The Helsinki Declaration is a consensus of what was thought appropriate to have in place to improve patient safety in anaesthesiology in Europe. It has two sections initially: the Heads of Agreement which set out the context for patient safety and then the Principal Requirements which were thought to be easily achievable and deliverable by anaesthetic departments to improve patient safety to a minimally acceptable standard. This was the first time anyone had brought all this together internationally and it caught the imagination of many other countries around the world who had probably also been deliberating about these things but now wished to join in and sign up to the consensus. Many countries around the world have incorporated the Declaration into the local arrangements. Brazil, for example produced its own detailed safety document and Morocco has produced a similar document in French. In summary the Helsinki Declaration has made a very positive contribution to raising the profile of patient safety issues amongst the anaesthetic community worldwide.
Q: You recently said that medication safety is the number one factor affecting overall patient safety. Can you see anaesthesiologists and doctors worldwide adopting a safe medication checklist, just as they have adopted the safe surgery checklist?
Unsafe medication practices medication errors are a leading cause of injury and avoidable harm in health care systems across the world. Globally the cost medication errors have been estimated at $42 billion annually. The WHO have recognised this and made it their third of Global Patient Safety Challenge — ‘Medication without harm’ — which aims to reduce the global burden of iatrogenic medication-related harm by 50% within five years. WHO hopes to match the global reach and impact of its first two Global Patient Safety Challenges: Clean care is safer care, 2005 and Safe surgery saves lives, 2008
‘Medication without harm’ will focus on three priority areas of medication safety, 1. High-risk situations, all anaesthetic drugs are termed high risk, 2. Polypharmacy, which is what anaesthesiologists do with a minimum of say 6 drugs per anaesthetic, and 3. Transitions of care, again our patients transition from preop, to theatre to recovery to the ITU /HDU/ ward then home.
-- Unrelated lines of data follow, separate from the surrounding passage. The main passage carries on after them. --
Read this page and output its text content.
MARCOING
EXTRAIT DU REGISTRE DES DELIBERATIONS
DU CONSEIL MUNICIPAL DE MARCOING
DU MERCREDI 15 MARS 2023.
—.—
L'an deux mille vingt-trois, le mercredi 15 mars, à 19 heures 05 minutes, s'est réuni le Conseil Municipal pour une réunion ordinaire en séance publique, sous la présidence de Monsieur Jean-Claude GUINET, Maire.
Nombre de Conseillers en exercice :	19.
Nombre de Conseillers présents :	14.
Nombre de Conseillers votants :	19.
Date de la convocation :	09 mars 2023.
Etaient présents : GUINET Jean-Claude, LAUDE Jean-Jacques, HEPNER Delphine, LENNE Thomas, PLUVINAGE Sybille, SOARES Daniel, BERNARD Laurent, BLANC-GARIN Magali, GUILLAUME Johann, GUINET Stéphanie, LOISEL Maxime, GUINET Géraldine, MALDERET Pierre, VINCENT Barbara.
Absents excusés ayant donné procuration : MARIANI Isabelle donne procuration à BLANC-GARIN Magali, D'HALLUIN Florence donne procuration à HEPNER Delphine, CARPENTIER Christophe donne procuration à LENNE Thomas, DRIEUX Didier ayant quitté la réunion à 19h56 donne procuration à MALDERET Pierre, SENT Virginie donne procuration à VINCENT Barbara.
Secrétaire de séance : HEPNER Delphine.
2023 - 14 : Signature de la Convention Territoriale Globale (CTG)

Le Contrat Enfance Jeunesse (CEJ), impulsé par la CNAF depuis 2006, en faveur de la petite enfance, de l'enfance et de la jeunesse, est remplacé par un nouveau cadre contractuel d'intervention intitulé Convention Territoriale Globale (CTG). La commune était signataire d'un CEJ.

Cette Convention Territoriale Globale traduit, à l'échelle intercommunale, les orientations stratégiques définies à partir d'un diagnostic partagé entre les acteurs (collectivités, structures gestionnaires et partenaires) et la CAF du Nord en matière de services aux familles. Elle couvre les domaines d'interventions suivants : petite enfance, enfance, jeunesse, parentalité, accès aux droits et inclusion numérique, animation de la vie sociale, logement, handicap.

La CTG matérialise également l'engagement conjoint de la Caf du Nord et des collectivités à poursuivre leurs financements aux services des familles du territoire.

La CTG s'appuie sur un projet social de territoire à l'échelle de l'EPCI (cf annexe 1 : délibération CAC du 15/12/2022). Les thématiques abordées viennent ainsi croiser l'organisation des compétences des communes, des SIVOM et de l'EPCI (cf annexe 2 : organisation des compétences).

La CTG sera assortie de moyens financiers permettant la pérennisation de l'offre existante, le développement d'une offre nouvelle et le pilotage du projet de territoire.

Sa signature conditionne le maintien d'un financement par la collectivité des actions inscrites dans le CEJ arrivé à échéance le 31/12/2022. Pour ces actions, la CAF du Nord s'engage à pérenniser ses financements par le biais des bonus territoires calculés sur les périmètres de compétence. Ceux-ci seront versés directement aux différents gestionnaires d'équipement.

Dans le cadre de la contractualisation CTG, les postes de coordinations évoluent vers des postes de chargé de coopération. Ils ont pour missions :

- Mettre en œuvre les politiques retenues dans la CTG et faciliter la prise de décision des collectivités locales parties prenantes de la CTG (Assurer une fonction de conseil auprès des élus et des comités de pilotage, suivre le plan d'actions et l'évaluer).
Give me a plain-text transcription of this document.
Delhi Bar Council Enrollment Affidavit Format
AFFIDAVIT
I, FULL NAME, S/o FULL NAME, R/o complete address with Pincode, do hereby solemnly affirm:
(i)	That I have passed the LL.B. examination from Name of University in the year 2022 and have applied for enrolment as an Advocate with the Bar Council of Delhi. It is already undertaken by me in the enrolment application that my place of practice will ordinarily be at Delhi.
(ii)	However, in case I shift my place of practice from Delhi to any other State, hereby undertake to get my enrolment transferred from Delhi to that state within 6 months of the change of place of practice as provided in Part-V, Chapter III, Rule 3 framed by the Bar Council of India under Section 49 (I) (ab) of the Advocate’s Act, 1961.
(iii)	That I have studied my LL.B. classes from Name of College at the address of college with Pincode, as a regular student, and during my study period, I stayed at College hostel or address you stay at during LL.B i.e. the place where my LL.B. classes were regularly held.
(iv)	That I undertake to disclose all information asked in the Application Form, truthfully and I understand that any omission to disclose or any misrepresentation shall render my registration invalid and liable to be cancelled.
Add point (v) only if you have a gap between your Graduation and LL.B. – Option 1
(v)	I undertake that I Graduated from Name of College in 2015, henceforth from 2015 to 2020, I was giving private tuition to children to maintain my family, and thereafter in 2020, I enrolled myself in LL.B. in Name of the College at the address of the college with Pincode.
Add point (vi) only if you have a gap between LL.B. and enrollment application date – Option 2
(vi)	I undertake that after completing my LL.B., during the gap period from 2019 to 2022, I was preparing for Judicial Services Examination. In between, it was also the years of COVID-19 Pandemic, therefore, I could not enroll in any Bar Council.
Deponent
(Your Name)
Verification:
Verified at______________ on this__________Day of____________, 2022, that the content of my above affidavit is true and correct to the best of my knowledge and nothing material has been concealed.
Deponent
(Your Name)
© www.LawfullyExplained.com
‘Medication Without Harm’ is not going to reinvent the wheel. The WHO recognises that multiple interventions to address the frequency and impact of medication errors have already been developed, yet their implementation is varied. For example, one of the most recent guidance documents is The European Board of Anaesthesiology recommendations for safe medication practice: first update published in the EJA las year. This is in the new format of recommendations succinctly providing the working knowledge that clinical anaesthetists require in two pages with a 13-point checklist at the end. The purpose of this checklist is to help departments of anaesthesia with the implementation of these medication recommendations and monitor their progress as they achieve them locally. The majority of the recommendations are simple, not costly and relatively easily to put in place.
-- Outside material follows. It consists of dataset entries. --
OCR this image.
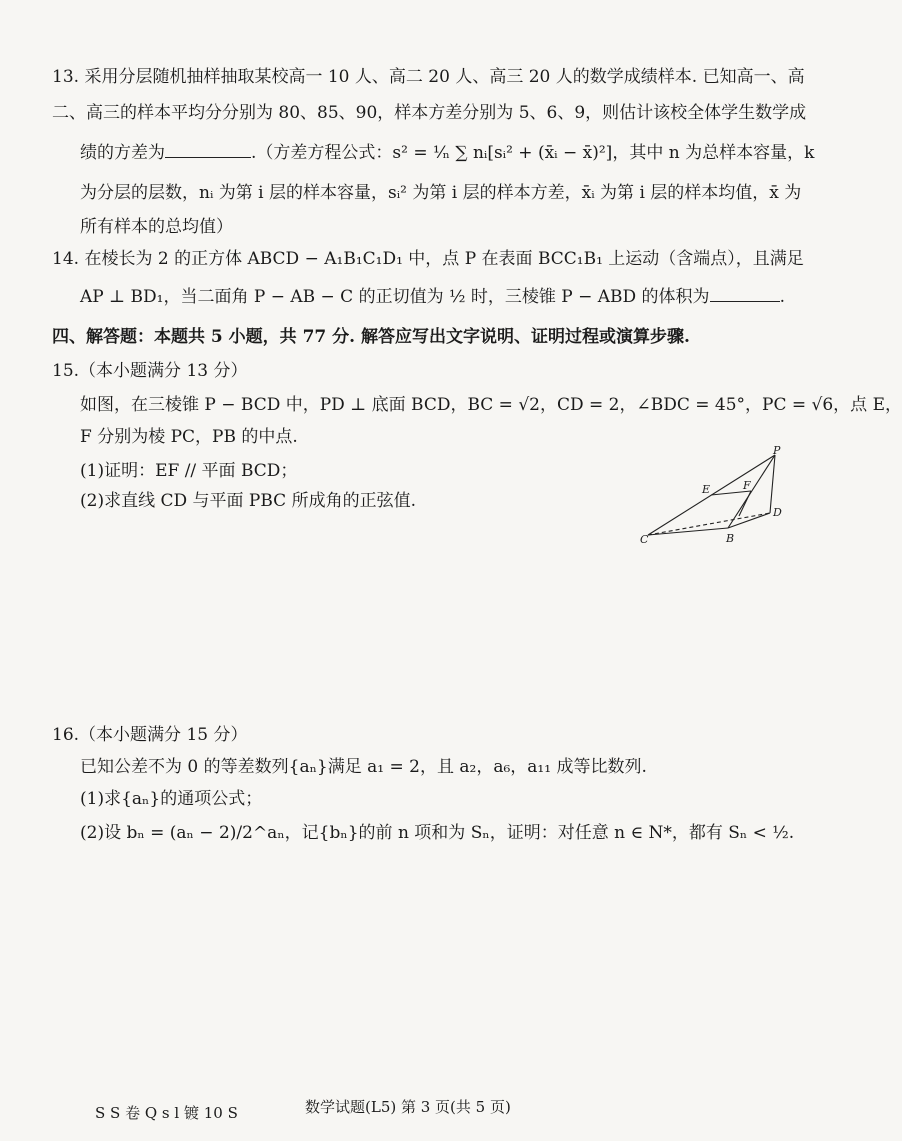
13. 采用分层随机抽样抽取某校高一 10 人、高二 20 人、高三 20 人的数学成绩样本. 已知高一、高
二、高三的样本平均分分别为 80、85、90，样本方差分别为 5、6、9，则估计该校全体学生数学成
绩的方差为	.（方差方程公式：s² = ¹⁄ₙ ∑ nᵢ[sᵢ² + (x̄ᵢ − x̄)²]，其中 n 为总样本容量，k
为分层的层数，nᵢ 为第 i 层的样本容量，sᵢ² 为第 i 层的样本方差，x̄ᵢ 为第 i 层的样本均值，x̄ 为
所有样本的总均值）
14. 在棱长为 2 的正方体 ABCD − A₁B₁C₁D₁ 中，点 P 在表面 BCC₁B₁ 上运动（含端点），且满足
AP ⊥ BD₁，当二面角 P − AB − C 的正切值为 ½ 时，三棱锥 P − ABD 的体积为	.
四、解答题：本题共 5 小题，共 77 分. 解答应写出文字说明、证明过程或演算步骤.
15.（本小题满分 13 分）
如图，在三棱锥 P − BCD 中，PD ⊥ 底面 BCD，BC = √2，CD = 2，∠BDC = 45°，PC = √6，点 E，
F 分别为棱 PC，PB 的中点.
(1)证明：EF // 平面 BCD；
(2)求直线 CD 与平面 PBC 所成角的正弦值.
P
E	F
D
C	B
16.（本小题满分 15 分）
已知公差不为 0 的等差数列{aₙ}满足 a₁ = 2，且 a₂，a₆，a₁₁ 成等比数列.
(1)求{aₙ}的通项公式；
(2)设 bₙ = (aₙ − 2)/2^aₙ，记{bₙ}的前 n 项和为 Sₙ，证明：对任意 n ∈ N*，都有 Sₙ < ½.
S S 卷 Q s l 镀 10 S	数学试题(L5) 第 3 页(共 5 页)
Q: What are some of the sessions that interest you most at this year’s Euroanaesthesia?
I enjoyed immensely Claude Martin giving the Sir Robert Mackintosh lecture on ‘Anaesthesia in the 21st-century’. I also enjoyed the session with Mark Warner talking about the ‘Anaesthesia Patient Safety Foundation (APSF) current perspective on perioperative medication safety’ on Sunday, and Adrian Gelb’s talk about ‘Intraoperative hypotension – just a monitoring challenge or a real safety threat?’
We have also, on Saturday, heard the patients’ perspective on patient safety and in today’s session on the Helsinki Declaration follow-up session I will be talking about ‘the value of Annual Safety Reports’.
Also today, the European Board of Anaesthesiology (EBA/UEMS) have an important Symposium on the welfare of anaesthetists and it will be good to hear some ‘Practical steps to help our wellbeing’ from an expert on this Nancy Redfern.
If time permits, I also enjoy visiting the abstract and post sessions where I can often learn some interesting facts on unusual topics during the presentations or discussions.
Q: Thank you David, and enjoy the congress.